Fix a space $X$, which I want to assume is a manifold. Under the assumption of simple-connectivity, Hurewicz's theorem tells us that $$ \pi_3(X)\to H_3(X,\mathbb{Z})\qquad (*) $$ is surjective, hence that every homology class is represented by a map $S^3\to X$. There is lots of hard work gone into worrying when homology classes are represented by embedded submanifolds, but that is not what I'm interested in here. What I want to know is:
Are there are nontrivial examples of manifolds $X$ with $(*)$ surjective, but with infinite $\pi_1(X)$?
I don't need the case when $\pi_1$ is finite, since I have a different proof that doesn't need this more subtle property.
An equivalent question is asking whether $H_3(\tilde{X},\mathbb{Z})\to H_3(X,\mathbb{Z})$ is surjective, for $\tilde{X}$ the universal covering space.
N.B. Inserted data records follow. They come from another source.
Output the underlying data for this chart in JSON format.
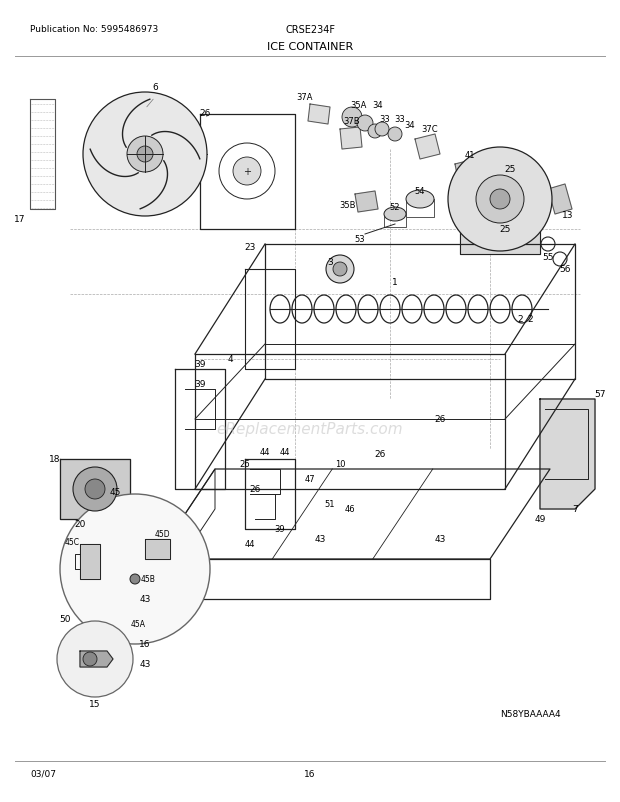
{
  "title": "ICE CONTAINER",
  "model": "CRSE234F",
  "publication": "Publication No: 5995486973",
  "diagram_code": "N58YBAAAA4",
  "date": "03/07",
  "page": "16",
  "bg_color": "#ffffff",
  "text_color": "#000000",
  "fig_width": 6.2,
  "fig_height": 8.03,
  "dpi": 100,
  "watermark": "eReplacementParts.com",
  "lc": "#555555",
  "lc_dark": "#222222"
}
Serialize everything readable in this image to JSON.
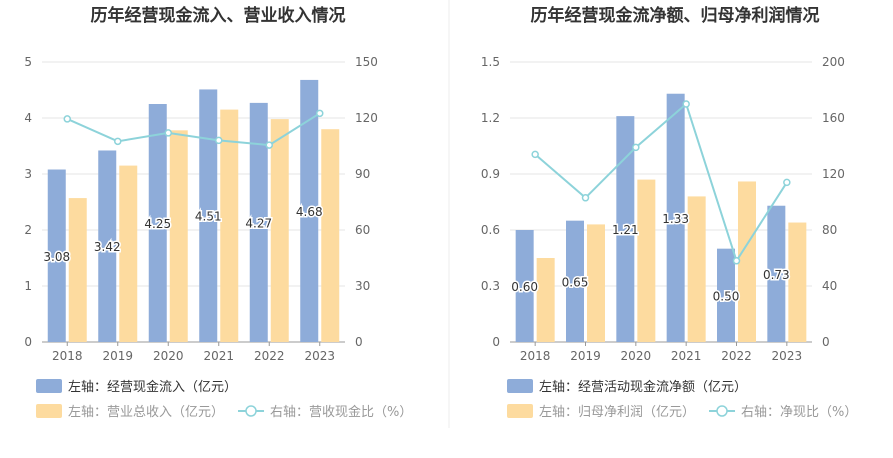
{
  "charts": [
    {
      "title": "历年经营现金流入、营业收入情况",
      "legend": [
        {
          "label": "左轴：经营现金流入（亿元）",
          "kind": "bar",
          "color": "#8eacd9"
        },
        {
          "label": "左轴：营业总收入（亿元）",
          "kind": "bar",
          "color": "#fddb9f"
        },
        {
          "label": "右轴：营收现金比（%）",
          "kind": "line",
          "color": "#8dd3da"
        }
      ]
    },
    {
      "title": "历年经营现金流净额、归母净利润情况",
      "legend": [
        {
          "label": "左轴：经营活动现金流净额（亿元）",
          "kind": "bar",
          "color": "#8eacd9"
        },
        {
          "label": "左轴：归母净利润（亿元）",
          "kind": "bar",
          "color": "#fddb9f"
        },
        {
          "label": "右轴：净现比（%）",
          "kind": "line",
          "color": "#8dd3da"
        }
      ]
    }
  ],
  "chart_data": [
    {
      "type": "bar",
      "title": "历年经营现金流入、营业收入情况",
      "categories": [
        "2018",
        "2019",
        "2020",
        "2021",
        "2022",
        "2023"
      ],
      "y_left": {
        "min": 0,
        "max": 5,
        "ticks": [
          "0",
          "1",
          "2",
          "3",
          "4",
          "5"
        ]
      },
      "y_right": {
        "min": 0,
        "max": 150,
        "ticks": [
          "0",
          "30",
          "60",
          "90",
          "120",
          "150"
        ]
      },
      "grid": true,
      "legend_position": "bottom",
      "series": [
        {
          "name": "左轴：经营现金流入（亿元）",
          "type": "bar",
          "axis": "left",
          "color": "#8eacd9",
          "values": [
            3.08,
            3.42,
            4.25,
            4.51,
            4.27,
            4.68
          ],
          "labels": [
            "3.08",
            "3.42",
            "4.25",
            "4.51",
            "4.27",
            "4.68"
          ]
        },
        {
          "name": "左轴：营业总收入（亿元）",
          "type": "bar",
          "axis": "left",
          "color": "#fddb9f",
          "values": [
            2.57,
            3.15,
            3.78,
            4.15,
            3.98,
            3.8
          ]
        },
        {
          "name": "右轴：营收现金比（%）",
          "type": "line",
          "axis": "right",
          "color": "#8dd3da",
          "values": [
            119.5,
            107.5,
            112.0,
            108.0,
            105.5,
            122.5
          ]
        }
      ]
    },
    {
      "type": "bar",
      "title": "历年经营现金流净额、归母净利润情况",
      "categories": [
        "2018",
        "2019",
        "2020",
        "2021",
        "2022",
        "2023"
      ],
      "y_left": {
        "min": 0,
        "max": 1.5,
        "ticks": [
          "0",
          "0.3",
          "0.6",
          "0.9",
          "1.2",
          "1.5"
        ]
      },
      "y_right": {
        "min": 0,
        "max": 200,
        "ticks": [
          "0",
          "40",
          "80",
          "120",
          "160",
          "200"
        ]
      },
      "grid": true,
      "legend_position": "bottom",
      "series": [
        {
          "name": "左轴：经营活动现金流净额（亿元）",
          "type": "bar",
          "axis": "left",
          "color": "#8eacd9",
          "values": [
            0.6,
            0.65,
            1.21,
            1.33,
            0.5,
            0.73
          ],
          "labels": [
            "0.60",
            "0.65",
            "1.21",
            "1.33",
            "0.50",
            "0.73"
          ]
        },
        {
          "name": "左轴：归母净利润（亿元）",
          "type": "bar",
          "axis": "left",
          "color": "#fddb9f",
          "values": [
            0.45,
            0.63,
            0.87,
            0.78,
            0.86,
            0.64
          ]
        },
        {
          "name": "右轴：净现比（%）",
          "type": "line",
          "axis": "right",
          "color": "#8dd3da",
          "values": [
            134.0,
            103.0,
            139.0,
            170.0,
            58.0,
            114.0
          ]
        }
      ]
    }
  ]
}
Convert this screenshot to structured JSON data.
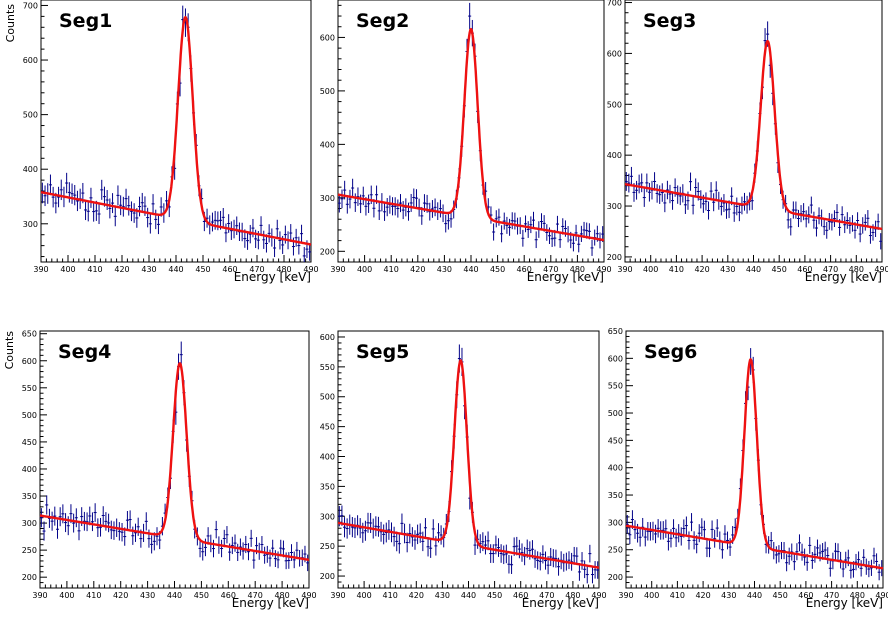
{
  "chart_data": [
    {
      "type": "scatter",
      "panel_label": "Seg1",
      "xlabel": "Energy [keV]",
      "ylabel": "Counts",
      "xlim": [
        390,
        490
      ],
      "xticks": [
        390,
        400,
        410,
        420,
        430,
        440,
        450,
        460,
        470,
        480,
        490
      ],
      "ylim": [
        230,
        710
      ],
      "yticks": [
        300,
        400,
        500,
        600,
        700
      ],
      "fit": {
        "b0": 358,
        "b1": -0.96,
        "amp": 372,
        "mu": 443.5,
        "sigma": 2.7
      },
      "points_per_bin": 0
    },
    {
      "type": "scatter",
      "panel_label": "Seg2",
      "xlabel": "Energy [keV]",
      "ylabel": "",
      "xlim": [
        390,
        490
      ],
      "xticks": [
        390,
        400,
        410,
        420,
        430,
        440,
        450,
        460,
        470,
        480,
        490
      ],
      "ylim": [
        180,
        670
      ],
      "yticks": [
        200,
        300,
        400,
        500,
        600
      ],
      "fit": {
        "b0": 306,
        "b1": -0.85,
        "amp": 352,
        "mu": 440,
        "sigma": 2.5
      }
    },
    {
      "type": "scatter",
      "panel_label": "Seg3",
      "xlabel": "Energy [keV]",
      "ylabel": "",
      "xlim": [
        390,
        490
      ],
      "xticks": [
        390,
        400,
        410,
        420,
        430,
        440,
        450,
        460,
        470,
        480,
        490
      ],
      "ylim": [
        190,
        705
      ],
      "yticks": [
        200,
        300,
        400,
        500,
        600,
        700
      ],
      "fit": {
        "b0": 343,
        "b1": -0.88,
        "amp": 330,
        "mu": 445.5,
        "sigma": 2.7
      }
    },
    {
      "type": "scatter",
      "panel_label": "Seg4",
      "xlabel": "Energy [keV]",
      "ylabel": "Counts",
      "xlim": [
        390,
        490
      ],
      "xticks": [
        390,
        400,
        410,
        420,
        430,
        440,
        450,
        460,
        470,
        480,
        490
      ],
      "ylim": [
        180,
        655
      ],
      "yticks": [
        200,
        250,
        300,
        350,
        400,
        450,
        500,
        550,
        600,
        650
      ],
      "fit": {
        "b0": 314,
        "b1": -0.82,
        "amp": 324,
        "mu": 442,
        "sigma": 2.5
      }
    },
    {
      "type": "scatter",
      "panel_label": "Seg5",
      "xlabel": "Energy [keV]",
      "ylabel": "",
      "xlim": [
        390,
        490
      ],
      "xticks": [
        390,
        400,
        410,
        420,
        430,
        440,
        450,
        460,
        470,
        480,
        490
      ],
      "ylim": [
        180,
        610
      ],
      "yticks": [
        200,
        250,
        300,
        350,
        400,
        450,
        500,
        550,
        600
      ],
      "fit": {
        "b0": 289,
        "b1": -0.75,
        "amp": 307,
        "mu": 437,
        "sigma": 2.4
      }
    },
    {
      "type": "scatter",
      "panel_label": "Seg6",
      "xlabel": "Energy [keV]",
      "ylabel": "",
      "xlim": [
        390,
        490
      ],
      "xticks": [
        390,
        400,
        410,
        420,
        430,
        440,
        450,
        460,
        470,
        480,
        490
      ],
      "ylim": [
        180,
        650
      ],
      "yticks": [
        200,
        250,
        300,
        350,
        400,
        450,
        500,
        550,
        600,
        650
      ],
      "fit": {
        "b0": 294,
        "b1": -0.78,
        "amp": 342,
        "mu": 438.5,
        "sigma": 2.4
      }
    }
  ],
  "colors": {
    "data": "#000088",
    "fit": "#ee1111",
    "frame": "#000000"
  }
}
Since $\pi_1(X)$ is nontrivial, then questions about the Eilenberg–Moore spectral sequence become more subtle, but I'm only looking at such a low-dimensional group that maybe things are not so bad (I don't really understand the EM spectral sequence, even relative to my background knowledge of spectral sequences, so I don't quite know how to start extracting information from that).
Added: I was interested to know if there are general hypothesis that allow me to conclude $(\ast)$ is onto, but given a comment below by user51223, I think all I care about is the weaker statement that $$ \pi_3(X)\to H_3(X,\mathbb{Z}) \to H_3(X,\mathbb{Z})/\text{torsion} \qquad (**) $$ is surjective. So:
Are there general conditions that guarantee this weaker statement is true?